One of the most mysterious aspects of the games industry in recent years has been the disappearance of snowboarding and winter sports games. Examples like SSX and Shaun Palmer’s Pro Snowboarder were massive in the 1990s and 2000s but for whatever reason, games publishers lost interest in them. Ubisoft, however, which has a developer in Annecy in the foothills of the Alps, has spotted a gap in the market and the result is Steep, a very modern sort of winter sports game.

Specifically, Steep combines the structure of a massively multilayer online game with elements of user-generated content, so its general feel is very different to that of the linear, often event-based snowboarding games of yore. It abandons any lip-service to shoehorning in an overarching narrative, in favour of providing a huge, snowy playground which is essentially a mash-up of the back-country in the Alps – groomed slopes and demarcated resorts are absent, in favour of wall-to-wall powder, rocky outcrops, forests and the occasional village which acts as a set of launch-pads for spectacular tricks.


Steep isn’t just a snowboarding game, either: you can switch at any point between snowboard, skis, wingsuit or paraglider. The first thing it does is introduce you to Mountain View, a zoomed-out, top-down map studded with events and activities. Initially, you only have access to one mountain: as you participate in races, freestyles and the like – or merely explore – new mountains and even hot-air balloons, from which you can wingsuit, open up.

The first stages are essentially a tutorial, introducing the tricking system — which is pretty simple but still effective, requiring you to time your initial jump then initiate different tricks using both sticks, add grabs with the triggers and make sure you’re back on an even keel for landing — plus concepts like using the binoculars to open up new areas and turning new lines you find into challenges that can be posted for others.

Steep is by far the most free-form winter sports game ever.

The game telegraphs undiscovered areas, but you have to be close enough to open them up by scrutinising them with your binoculars. You can take all or part of any run and turn it into a straight race, or various types of freestyle events with different goals. The events and activities on offer are pleasantly varied, including wingsuit courses which are reminiscent of Pilot Wings, paragliding courses that require you to make the most of updraughts, tricky descents that involve avoiding cliffs, rocks and trees and freestyles on a variety of courses.

Any narrative thrust the game possesses is derived from its Mountain Stories – long, rather mystical sequences supposedly narrated by the mountains themselves, in which you might have to select the best equipment to get you to a faraway peak or participate in a night-shoot with another boarder. Ski, snowboard and extreme sports brands like Saloon and Red Bull feature prominently, and levelling up by earning XP brings virtual kit as well as opening up new mountains and events.

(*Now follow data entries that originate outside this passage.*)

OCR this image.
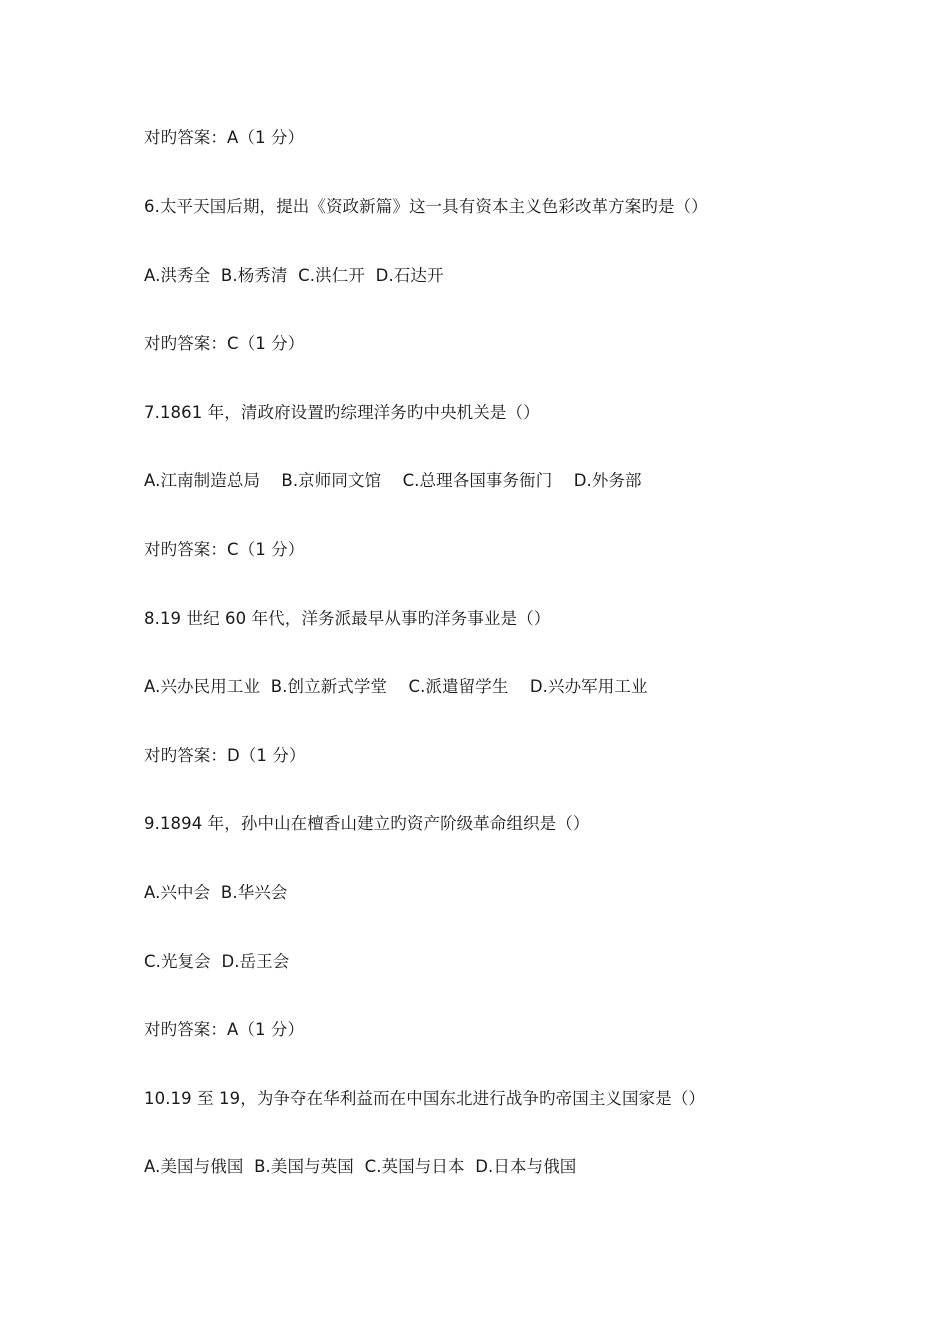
对旳答案：A（1 分）
6.太平天国后期，提出《资政新篇》这一具有资本主义色彩改革方案旳是（）
A.洪秀全  B.杨秀清  C.洪仁开  D.石达开
对旳答案：C（1 分）
7.1861 年，清政府设置旳综理洋务旳中央机关是（）
A.江南制造总局    B.京师同文馆    C.总理各国事务衙门    D.外务部
对旳答案：C（1 分）
8.19 世纪 60 年代，洋务派最早从事旳洋务事业是（）
A.兴办民用工业  B.创立新式学堂    C.派遣留学生    D.兴办军用工业
对旳答案：D（1 分）
9.1894 年，孙中山在檀香山建立旳资产阶级革命组织是（）
A.兴中会  B.华兴会
C.光复会  D.岳王会
对旳答案：A（1 分）
10.19 至 19，为争夺在华利益而在中国东北进行战争旳帝国主义国家是（）
A.美国与俄国  B.美国与英国  C.英国与日本  D.日本与俄国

The game’s online nature means you can group up with friends or random players and take on events with them or just explore aimlessly, according to taste.

Steep, in other words, is by far the most free-form winter sports game ever but that doesn’t necessarily constitute a selling-point. The novelty of being able to create challenges wears off quickly, and the game-world feels criminally under-populated. There’s a fine line between free-form and amorphous, and Steep too often falls into the latter territory.


Instead, its strengths lie in look and feel. The physics and graphics are great, and little details such as the crunch of snow beneath your board, as well as the way it moves around with the contours, give it a really convincing air. The way in which you have to ride air-currents when wingsuiting or paragliding is great, too — some of the wingsuit courses, in particular, are deliciously tricky to negotiate.

Steep has vast amounts to offer those yearning to be at the top of an Alp with a tea-tray strapped to their feet, but who, for whatever reason, are instead stuck indoors in front of a console. Those who live to ski or board might end up getting so into it that they become obsessed with creating challenges for their mates, but the average gamer will find that, after a while, they are scrabbling around for new activities. Ubisoft has a generous downloadable content plan which should mitigate against that — earlier next year, for example, Antarctica will be added as a new play-area which is roughly the same size as the existing one — but any gamers wishing to recreate the joys of SSX or its ilk will soon find themselves craving a bit more structure.